More than wayfinding
The most interesting part of Eforthink’s announcement is not the map. It is the operational layer around the map.
The company says the system combines UWB anchors, spatial maps and navigation algorithms to support real-time positioning, arrival detection, multi-floor route planning and spatial analytics. For a visitor, that means a cleaner journey through a complex building. For the venue operator, it means something more strategic: understanding how people move, where they stop, where congestion builds and which points of interest are being found or missed.
READ MORE: BMW introduces UWB digital car keys for Android devices
That is where indoor positioning becomes less of a convenience feature and more of a venue intelligence tool. In a mall, it could connect parking, store navigation and dwell-time analysis. In an airport, it could support passenger flow and gate-to-service routing. In a hospital, it could reduce stress for patients and visitors navigating a high-pressure environment.
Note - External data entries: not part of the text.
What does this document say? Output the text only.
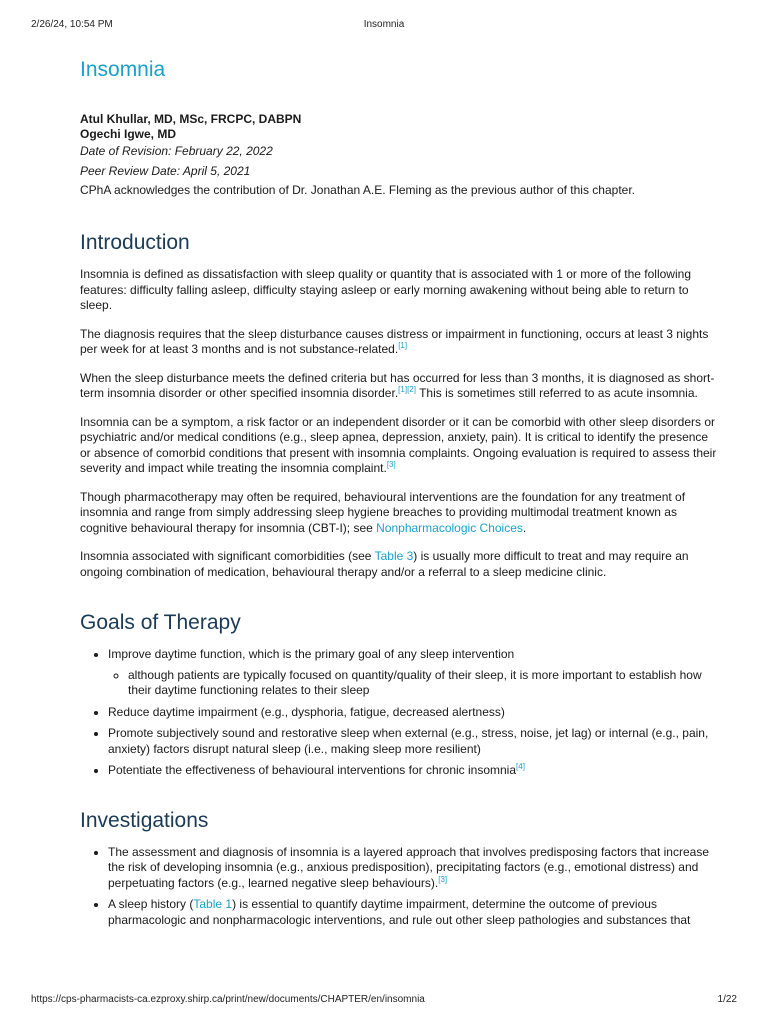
2/26/24, 10:54 PM	Insomnia
Insomnia
Atul Khullar, MD, MSc, FRCPC, DABPN
Ogechi Igwe, MD
Date of Revision: February 22, 2022
Peer Review Date: April 5, 2021
CPhA acknowledges the contribution of Dr. Jonathan A.E. Fleming as the previous author of this chapter.
Introduction

Insomnia is defined as dissatisfaction with sleep quality or quantity that is associated with 1 or more of the following features: difficulty falling asleep, difficulty staying asleep or early morning awakening without being able to return to sleep.

The diagnosis requires that the sleep disturbance causes distress or impairment in functioning, occurs at least 3 nights per week for at least 3 months and is not substance-related.[1]

When the sleep disturbance meets the defined criteria but has occurred for less than 3 months, it is diagnosed as short-term insomnia disorder or other specified insomnia disorder.[1][2] This is sometimes still referred to as acute insomnia.

Insomnia can be a symptom, a risk factor or an independent disorder or it can be comorbid with other sleep disorders or psychiatric and/or medical conditions (e.g., sleep apnea, depression, anxiety, pain). It is critical to identify the presence or absence of comorbid conditions that present with insomnia complaints. Ongoing evaluation is required to assess their severity and impact while treating the insomnia complaint.[3]

Though pharmacotherapy may often be required, behavioural interventions are the foundation for any treatment of insomnia and range from simply addressing sleep hygiene breaches to providing multimodal treatment known as cognitive behavioural therapy for insomnia (CBT-I); see Nonpharmacologic Choices.

Insomnia associated with significant comorbidities (see Table 3) is usually more difficult to treat and may require an ongoing combination of medication, behavioural therapy and/or a referral to a sleep medicine clinic.

Goals of Therapy
• Improve daytime function, which is the primary goal of any sleep intervention
◦ although patients are typically focused on quantity/quality of their sleep, it is more important to establish how their daytime functioning relates to their sleep
• Reduce daytime impairment (e.g., dysphoria, fatigue, decreased alertness)
• Promote subjectively sound and restorative sleep when external (e.g., stress, noise, jet lag) or internal (e.g., pain, anxiety) factors disrupt natural sleep (i.e., making sleep more resilient)
• Potentiate the effectiveness of behavioural interventions for chronic insomnia[4]
Investigations
• The assessment and diagnosis of insomnia is a layered approach that involves predisposing factors that increase the risk of developing insomnia (e.g., anxious predisposition), precipitating factors (e.g., emotional distress) and perpetuating factors (e.g., learned negative sleep behaviours).[3]
• A sleep history (Table 1) is essential to quantify daytime impairment, determine the outcome of previous pharmacologic and nonpharmacologic interventions, and rule out other sleep pathologies and substances that
https://cps-pharmacists-ca.ezproxy.shirp.ca/print/new/documents/CHAPTER/en/insomnia	1/22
Eforthink is also making the system available through SDKs and APIs, which is the right move. Indoor navigation will not become mainstream if it lives as yet another standalone app. It needs to sit inside venue apps, ticketing tools, parking systems, loyalty platforms and smart building software.
The competitive picture
Eforthink is entering a market that already has several approaches. Pointr has built visibility around indoor blue-dot navigation. Situm works across Wi-Fi, BLE, GPS and smartphone sensors. Mapsted promotes a hardware-free indoor positioning model. Comarch, often seen in the UWB ecosystem, is more associated with FiRa test tools, interoperability and asset-tracking implementations than with consumer-facing venue navigation.
That variety matters because indoor positioning is not a one-size-fits-all market. A small museum may not need centimeter-level UWB. A hotel may prefer a lighter solution based on existing infrastructure. A retailer may choose BLE or Wi-Fi if the goal is broad analytics rather than exact turn-by-turn guidance. UWB becomes more compelling when precision, privacy, density and real-time performance are central to the business case.
READ MORE: Xiaomi introduces UWB on Mi 10 series
The market direction is clearly moving toward more intelligent indoor spaces. Fortune Business Insights expects the indoor positioning and navigation market to grow sharply through 2034, while FiRa Consortium has been pushing UWB-based untracked indoor navigation, especially through DL-TDoA, as a way to improve accuracy, scalability and privacy.
What still needs proving
The announcement is promising, but the real test will happen in messy buildings, not press releases. UWB performance depends on anchor planning, venue geometry, device compatibility, map quality and integration with real customer journeys. Airports, hospitals and malls are full of corners, elevators, reflective materials and changing layouts. A solution can be technically impressive and still fail if the app experience feels confusing or if the venue does not keep maps updated.
There is also a practical adoption question. UWB-enabled smartphones are increasingly common at the premium end of the market, but not universal. Venues serving broad public audiences will need fallbacks for visitors with older devices.
The real signal
Eforthink’s launch points to a bigger shift: indoor navigation is becoming part of the smart venue stack, not a novelty feature. The winners will not simply be the companies promising the most accurate blue dot. They will be the ones that make indoor location useful, private, interoperable and easy to embed into the services people already use.
Compared with BLE, Wi-Fi or hardware-free approaches, UWB will not be the cheapest route for every venue. But for complex spaces, it has a strong case. Eforthink’s opportunity is to prove that smartphone-based UWB can move from an impressive demo to everyday infrastructure.